The judges said the man, identified only as AM, would be denied access to life-saving treatment with the anti-retroviral medication Eviplera if sent back to Zimbabwe. The drug is not available in Zim.

The Guardian reports that the case has been sent back to the lower courts for reconsideration. AM was born in Zimbabwe in 1987 and came to the UK in 2000. He and his mother, who had already been living in Britain, were granted indefinite leave to remain in 2004.
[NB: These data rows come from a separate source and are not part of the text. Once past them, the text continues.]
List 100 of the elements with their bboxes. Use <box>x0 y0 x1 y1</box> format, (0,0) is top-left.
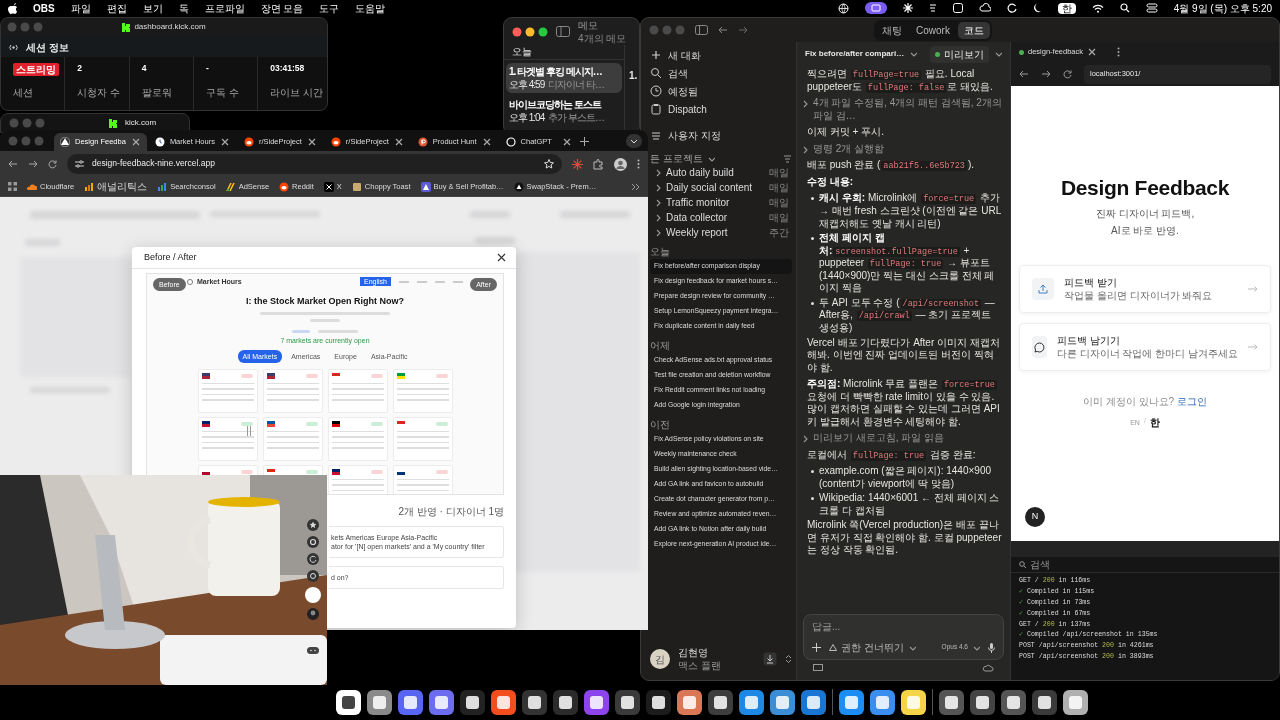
tool-summary-toggle[interactable]: 4개 파일 수정됨, 4개의 패턴 검색됨, 2개의 파일 검… <box>801 97 1002 123</box>
app-icon[interactable] <box>491 689 516 715</box>
app-icon[interactable] <box>708 689 733 715</box>
apple-logo-icon[interactable] <box>8 2 17 14</box>
caret-icon[interactable] <box>909 50 918 58</box>
app-icon[interactable] <box>770 689 795 715</box>
cloud-icon[interactable] <box>982 664 994 672</box>
sidebar-nav-item[interactable]: Dispatch <box>650 100 792 118</box>
sidebar-nav-item[interactable]: 검색 <box>650 64 792 82</box>
zoom-button[interactable] <box>538 27 548 36</box>
menu-item[interactable]: 보기 <box>142 1 163 15</box>
search-icon[interactable] <box>1119 3 1130 13</box>
menu-item[interactable]: 편집 <box>106 1 127 15</box>
slider-handle-icon[interactable] <box>247 426 251 436</box>
wifi-icon[interactable] <box>1091 3 1104 13</box>
option-card[interactable]: 피드백 남기기 다른 디자이너 작업에 한마디 남겨주세요 <box>1019 323 1271 372</box>
app-icon[interactable] <box>870 689 895 715</box>
language-toggle[interactable]: 한 <box>1149 416 1160 430</box>
tab-search-icon[interactable] <box>626 134 642 148</box>
sidebar-icon[interactable] <box>556 26 570 37</box>
scheduled-task[interactable]: Weekly report 주간 <box>650 225 792 240</box>
scheduled-task[interactable]: Traffic monitor 매일 <box>650 195 792 210</box>
dev-indicator-button[interactable]: N <box>1025 507 1045 527</box>
close-icon[interactable] <box>497 253 506 262</box>
menu-bar-clock[interactable]: 4월 9일 (목) 오후 5:20 <box>1173 1 1272 15</box>
projects-dropdown[interactable]: 든 프로젝트 <box>650 152 715 165</box>
refresh-icon[interactable] <box>1006 3 1017 13</box>
back-arrow-icon[interactable] <box>1019 70 1029 78</box>
app-icon[interactable] <box>336 689 361 715</box>
menu-item[interactable]: 프로파일 <box>204 1 245 15</box>
forward-arrow-icon[interactable] <box>1041 70 1051 78</box>
puzzle-icon[interactable] <box>593 158 604 170</box>
app-icon[interactable] <box>939 689 964 715</box>
gear-icon[interactable] <box>307 536 319 548</box>
microphone-icon[interactable] <box>988 642 995 653</box>
permission-dropdown[interactable]: 권한 건너뛰기 <box>829 641 916 654</box>
option-card[interactable]: 피드백 받기 작업물 올리면 디자이너가 봐줘요 <box>1019 265 1271 314</box>
app-icon[interactable] <box>970 689 995 715</box>
app-icon[interactable] <box>398 689 423 715</box>
app-icon[interactable] <box>739 689 764 715</box>
note-item[interactable]: 바이브코딩하는 토스트 오후 1:04 추가 부스트… <box>506 96 622 126</box>
app-icon[interactable] <box>367 689 392 715</box>
caret-icon[interactable] <box>994 50 1002 58</box>
app-icon[interactable] <box>460 689 485 715</box>
app-icon[interactable] <box>677 689 702 715</box>
address-bar[interactable]: design-feedback-nine.vercel.app <box>67 154 562 174</box>
profile-avatar-icon[interactable] <box>614 157 627 171</box>
apps-grid-icon[interactable] <box>8 182 17 191</box>
forward-arrow-icon[interactable] <box>738 26 748 34</box>
expand-icon[interactable] <box>785 654 792 664</box>
shutter-button[interactable] <box>305 587 321 603</box>
refresh-icon[interactable] <box>307 570 319 582</box>
plus-icon[interactable] <box>812 643 821 652</box>
menu-item[interactable]: 장면 모음 <box>260 1 304 15</box>
bookmark[interactable]: 애널리틱스 <box>84 180 148 193</box>
login-link[interactable]: 로그인 <box>1176 396 1207 408</box>
minimize-button[interactable] <box>525 27 535 36</box>
star-icon[interactable] <box>544 159 554 169</box>
screen-share-icon[interactable] <box>864 2 887 14</box>
preview-button[interactable]: 미리보기 <box>930 45 989 63</box>
app-icon[interactable] <box>584 689 609 715</box>
tool-summary-toggle[interactable]: 미리보기 새로고침, 파일 읽음 <box>801 432 945 445</box>
app-icon[interactable] <box>1032 689 1057 715</box>
rotate-icon[interactable] <box>307 553 319 565</box>
back-arrow-icon[interactable] <box>718 26 728 34</box>
reload-icon[interactable] <box>48 159 57 169</box>
monitor-icon[interactable] <box>813 664 823 672</box>
sidebar-nav-item[interactable]: 사용자 지정 <box>650 126 792 144</box>
app-icon[interactable] <box>839 689 864 715</box>
reload-icon[interactable] <box>1063 69 1072 79</box>
sparkle-icon[interactable] <box>572 158 583 170</box>
app-icon[interactable] <box>646 689 671 715</box>
asterisk-icon[interactable] <box>902 3 913 13</box>
new-tab-icon[interactable] <box>579 137 589 146</box>
app-icon[interactable] <box>1063 689 1088 715</box>
scheduled-task[interactable]: Auto daily build 매일 <box>650 165 792 180</box>
mode-tab[interactable]: 코드 <box>957 21 990 39</box>
note-item[interactable]: 1. 타겟별 후킹 메시지… 오후 4:59 디자이너 타… <box>506 63 622 93</box>
input-source-indicator[interactable]: 한 <box>1057 2 1076 14</box>
terminal-search-field[interactable]: 검색 <box>1011 557 1279 573</box>
app-icon[interactable] <box>615 689 640 715</box>
app-icon[interactable] <box>429 689 454 715</box>
user-avatar[interactable]: 김 <box>650 649 670 669</box>
menu-item[interactable]: 도움말 <box>355 1 386 15</box>
filter-icon[interactable] <box>783 154 792 163</box>
sidebar-nav-item[interactable]: 예정됨 <box>650 82 792 100</box>
scheduled-task[interactable]: Daily social content 매일 <box>650 180 792 195</box>
back-arrow-icon[interactable] <box>8 160 18 168</box>
forward-arrow-icon[interactable] <box>28 160 38 168</box>
app-icon[interactable] <box>1001 689 1026 715</box>
avatar-icon[interactable] <box>307 608 319 620</box>
download-icon[interactable] <box>763 652 777 666</box>
app-icon[interactable] <box>553 689 578 715</box>
reply-field[interactable]: 답글... <box>812 620 995 633</box>
control-center-icon[interactable] <box>1145 3 1158 13</box>
square-icon[interactable] <box>952 3 963 13</box>
more-bookmarks-icon[interactable] <box>631 182 640 191</box>
mode-tab[interactable]: 채팅 <box>876 21 908 39</box>
mode-tab[interactable]: Cowork <box>910 21 956 39</box>
app-icon[interactable] <box>801 689 826 715</box>
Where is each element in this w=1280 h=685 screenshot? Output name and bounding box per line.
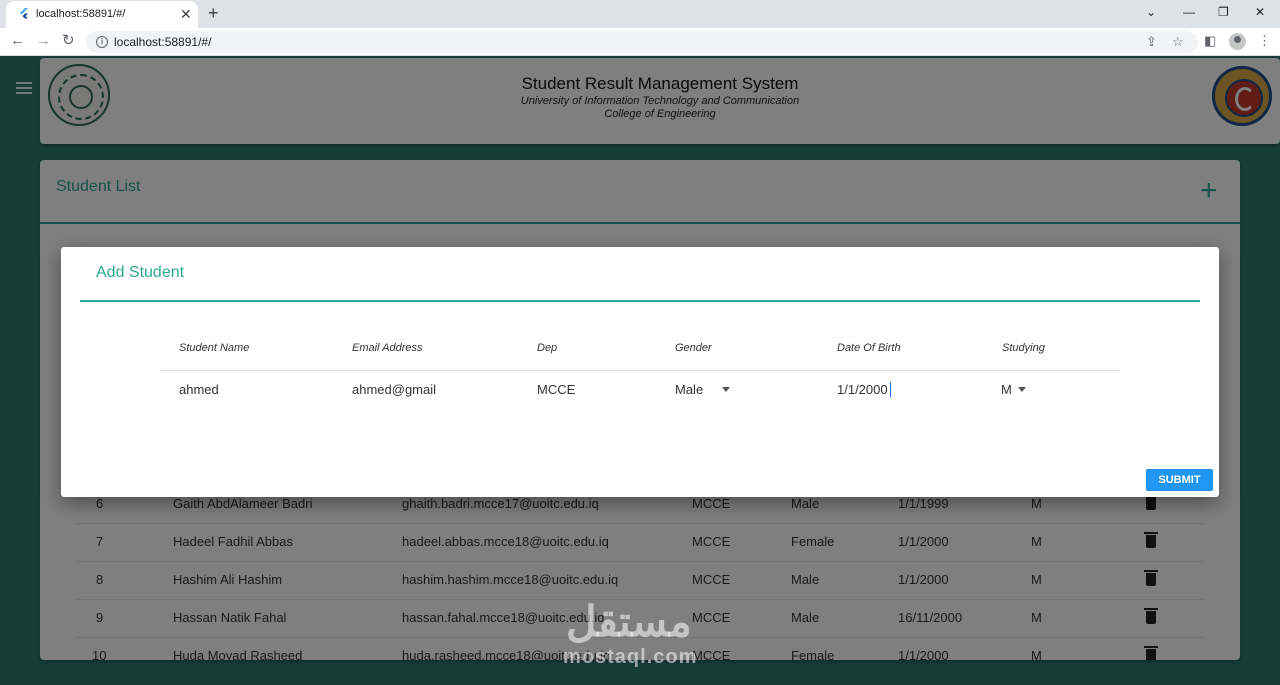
more-menu-icon[interactable]: ⋮ bbox=[1258, 33, 1271, 49]
back-icon[interactable]: ← bbox=[10, 32, 25, 50]
url-text: localhost:58891/#/ bbox=[114, 35, 212, 49]
tab-search-icon[interactable]: ⌄ bbox=[1146, 4, 1156, 20]
col-header-gender: Gender bbox=[675, 342, 712, 354]
col-header-email: Email Address bbox=[352, 342, 423, 354]
bookmark-star-icon[interactable]: ☆ bbox=[1172, 34, 1184, 50]
text-cursor bbox=[890, 382, 891, 397]
address-bar[interactable]: i localhost:58891/#/ ⇪ ☆ bbox=[86, 31, 1198, 53]
restore-icon[interactable]: ❐ bbox=[1218, 4, 1229, 20]
col-header-dep: Dep bbox=[537, 342, 558, 354]
flutter-icon bbox=[20, 8, 28, 19]
email-field[interactable]: ahmed@gmail bbox=[352, 382, 436, 397]
share-icon[interactable]: ⇪ bbox=[1146, 34, 1157, 50]
browser-toolbar: ← → ↻ i localhost:58891/#/ ⇪ ☆ ◧ ⋮ bbox=[0, 28, 1280, 56]
gender-dropdown[interactable]: Male bbox=[675, 382, 703, 397]
col-header-dob: Date Of Birth bbox=[837, 342, 901, 354]
new-tab-button[interactable]: + bbox=[208, 3, 219, 23]
header-divider bbox=[160, 370, 1120, 371]
tab-title: localhost:58891/#/ bbox=[36, 8, 126, 20]
studying-chevron-down-icon[interactable] bbox=[1018, 387, 1026, 392]
reload-icon[interactable]: ↻ bbox=[62, 32, 75, 50]
dialog-divider bbox=[80, 300, 1200, 302]
window-close-icon[interactable]: ✕ bbox=[1255, 4, 1265, 20]
app-root: Student Result Management System Univers… bbox=[0, 56, 1280, 685]
side-panel-icon[interactable]: ◧ bbox=[1204, 33, 1216, 49]
dob-field[interactable]: 1/1/2000 bbox=[837, 382, 888, 397]
minimize-icon[interactable]: — bbox=[1183, 4, 1195, 20]
browser-tab[interactable]: localhost:58891/#/ ✕ bbox=[6, 1, 198, 28]
studying-dropdown[interactable]: M bbox=[1001, 382, 1012, 397]
add-student-dialog: Add Student Student Name Email Address D… bbox=[61, 247, 1219, 497]
submit-button[interactable]: SUBMIT bbox=[1146, 469, 1213, 491]
forward-icon[interactable]: → bbox=[36, 32, 51, 50]
profile-avatar-icon[interactable] bbox=[1229, 33, 1246, 50]
student-name-field[interactable]: ahmed bbox=[179, 382, 219, 397]
col-header-student-name: Student Name bbox=[179, 342, 250, 354]
watermark-latin: mostaql.com bbox=[563, 646, 698, 668]
dep-field[interactable]: MCCE bbox=[537, 382, 575, 397]
site-info-icon[interactable]: i bbox=[96, 36, 108, 48]
browser-tabbar: localhost:58891/#/ ✕ + ⌄ — ❐ ✕ bbox=[0, 0, 1280, 28]
col-header-studying: Studying bbox=[1002, 342, 1045, 354]
watermark-arabic: مستقل bbox=[566, 598, 692, 645]
dialog-title: Add Student bbox=[96, 264, 185, 281]
gender-chevron-down-icon[interactable] bbox=[722, 387, 730, 392]
tab-close-icon[interactable]: ✕ bbox=[180, 6, 192, 22]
In the following years, he accumulated convictions for battery, assault, receiving stolen goods and twice for possession of a blade in public. In 2006, the Home Office first made an order to deport him. He has since married and had a son.

Three years later, he was convicted of further serious offences including possession of a firearm and heroin with intent to supply. He was jailed for nine years.

In 2012 his lawyers challenged the Home Office deportation order, submitting evidence that he had first been diagnosed with HIV in 2003 but that he had not become seriously ill until later.

The first anti-retroviral drug produced severe side effects. When he was switched to Eviplera his blood count increased and he recovered.